That would be quite a loss for the remainder of New England seeing as Connecticut is the most affluent State in the Nation.

It's also true that we have many New York Yankee fans since Fairfield county (the most populous and affluent county in Ct) is less than 1 hour car ride into NYC. (It's not coincidence that there are so many Yankee Fans in such an affluent area)

I'm proud to be one of them!! 

R.I.P. Bobby


----------



## Werner (Jul 17, 2008)

Parkplace said:


> This is a sincere question.  We are from Western Canada and the itinerary beginning in Boston, touring Marthas Vineyard, Bar Harbour, Cape Cod, Kenebuckport, and a few other places sounds interesting.
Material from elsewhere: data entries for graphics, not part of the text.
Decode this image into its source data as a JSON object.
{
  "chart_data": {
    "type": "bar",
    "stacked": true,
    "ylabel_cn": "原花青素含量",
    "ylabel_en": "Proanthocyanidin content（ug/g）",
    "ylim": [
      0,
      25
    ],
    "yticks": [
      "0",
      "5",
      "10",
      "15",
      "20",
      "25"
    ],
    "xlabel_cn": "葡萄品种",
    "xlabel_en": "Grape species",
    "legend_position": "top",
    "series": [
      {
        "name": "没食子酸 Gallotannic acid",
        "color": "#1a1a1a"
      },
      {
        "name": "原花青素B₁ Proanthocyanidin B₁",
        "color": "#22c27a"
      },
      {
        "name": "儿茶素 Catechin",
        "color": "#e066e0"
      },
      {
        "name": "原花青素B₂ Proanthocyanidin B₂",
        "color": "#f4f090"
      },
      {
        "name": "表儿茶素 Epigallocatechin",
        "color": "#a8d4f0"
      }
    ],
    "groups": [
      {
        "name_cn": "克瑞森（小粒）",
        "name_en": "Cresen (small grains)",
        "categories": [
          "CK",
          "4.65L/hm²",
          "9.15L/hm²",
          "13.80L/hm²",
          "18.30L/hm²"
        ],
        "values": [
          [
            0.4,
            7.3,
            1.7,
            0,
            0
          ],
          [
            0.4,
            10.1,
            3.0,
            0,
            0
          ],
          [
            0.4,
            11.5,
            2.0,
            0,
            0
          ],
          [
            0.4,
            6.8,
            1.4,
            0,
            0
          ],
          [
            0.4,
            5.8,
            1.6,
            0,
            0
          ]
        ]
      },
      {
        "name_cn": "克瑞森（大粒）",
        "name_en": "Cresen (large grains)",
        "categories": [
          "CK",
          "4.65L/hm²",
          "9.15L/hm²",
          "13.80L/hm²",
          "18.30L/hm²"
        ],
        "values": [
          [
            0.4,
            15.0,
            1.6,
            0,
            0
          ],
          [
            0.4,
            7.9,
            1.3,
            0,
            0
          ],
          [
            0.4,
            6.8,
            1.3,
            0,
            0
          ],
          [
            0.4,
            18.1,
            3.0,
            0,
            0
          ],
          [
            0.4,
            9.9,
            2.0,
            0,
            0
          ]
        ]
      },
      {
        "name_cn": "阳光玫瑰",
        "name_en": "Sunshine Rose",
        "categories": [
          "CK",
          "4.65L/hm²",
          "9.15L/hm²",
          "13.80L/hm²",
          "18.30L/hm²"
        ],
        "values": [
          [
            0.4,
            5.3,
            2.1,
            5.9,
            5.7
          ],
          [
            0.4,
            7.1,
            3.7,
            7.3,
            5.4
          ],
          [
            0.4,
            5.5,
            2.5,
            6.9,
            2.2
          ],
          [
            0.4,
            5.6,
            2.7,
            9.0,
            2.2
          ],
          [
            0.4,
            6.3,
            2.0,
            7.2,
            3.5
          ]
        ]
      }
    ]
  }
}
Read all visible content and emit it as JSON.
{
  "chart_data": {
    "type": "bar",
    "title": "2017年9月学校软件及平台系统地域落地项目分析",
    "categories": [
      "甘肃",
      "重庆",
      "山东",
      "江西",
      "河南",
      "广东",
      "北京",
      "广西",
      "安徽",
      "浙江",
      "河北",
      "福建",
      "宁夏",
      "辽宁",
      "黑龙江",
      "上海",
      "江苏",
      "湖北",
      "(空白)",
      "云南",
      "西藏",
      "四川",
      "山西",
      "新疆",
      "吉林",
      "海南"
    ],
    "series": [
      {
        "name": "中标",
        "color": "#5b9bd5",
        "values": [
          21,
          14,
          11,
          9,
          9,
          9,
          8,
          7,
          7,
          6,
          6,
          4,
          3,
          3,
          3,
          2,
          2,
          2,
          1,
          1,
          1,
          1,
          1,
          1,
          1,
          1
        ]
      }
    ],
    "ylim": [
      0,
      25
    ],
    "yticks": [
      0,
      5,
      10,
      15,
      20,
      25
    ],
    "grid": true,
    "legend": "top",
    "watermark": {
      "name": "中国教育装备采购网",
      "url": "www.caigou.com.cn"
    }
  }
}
It is confusing because none of the places you have listed would be on a fall foliage tour.  They are interesting places but not generally foliage stops.  For your planned schedule, Southern to Central Vermont and New Hampshire and Western Massachusetts would at or near peak foliage.  The only advantage of a guided tour is that presumably you don't have to worry about lodging.  If you decide to do it yourself, which is a much nicer way to see the colors, you will have to do some homework and get reservations.  Rather than just endless highway driving, pick a few places to spend a day or two, stay at a B&B, and ask the proprietor for a scenic and colorful local route to spend the day.  There are thousands of miles of graded gravel roads in Vermont and NH that pass through beautiful foliage scenery during this season.  You won't get to those roads on a bus.  The locals take foliage rides and they know where the best color and best "scenes" are.  

Something I have done when planning a scenic route is to look at the guided tours and see where they go.  They will at least have scoped out some interesting areas that are "in season".  Then make your own itinerary concentrating on a few of the tour areas.

PS;  The reason Coneticut was kicked out of New England is that no one, either in or out of the state, knows how to spell it.


----------



## Parkplace (Jul 17, 2008)

You guys are absolutely right!  I was way off in listing the stops.  I was trying to list them by memory and should have looked them up.  

Here is the itinerary:

1.Boston-2.Plymouth Rock-3.Marthas Vineyard-4.Rhode Island-5.Norman Rockwell-6.VErmont-New Hampshire-7.Portland-Kennebuckport

Sorry for the confusion.  It shows you what I know about the New England States!

I welcome your input.  Sorry for the confusion

Lynn


----------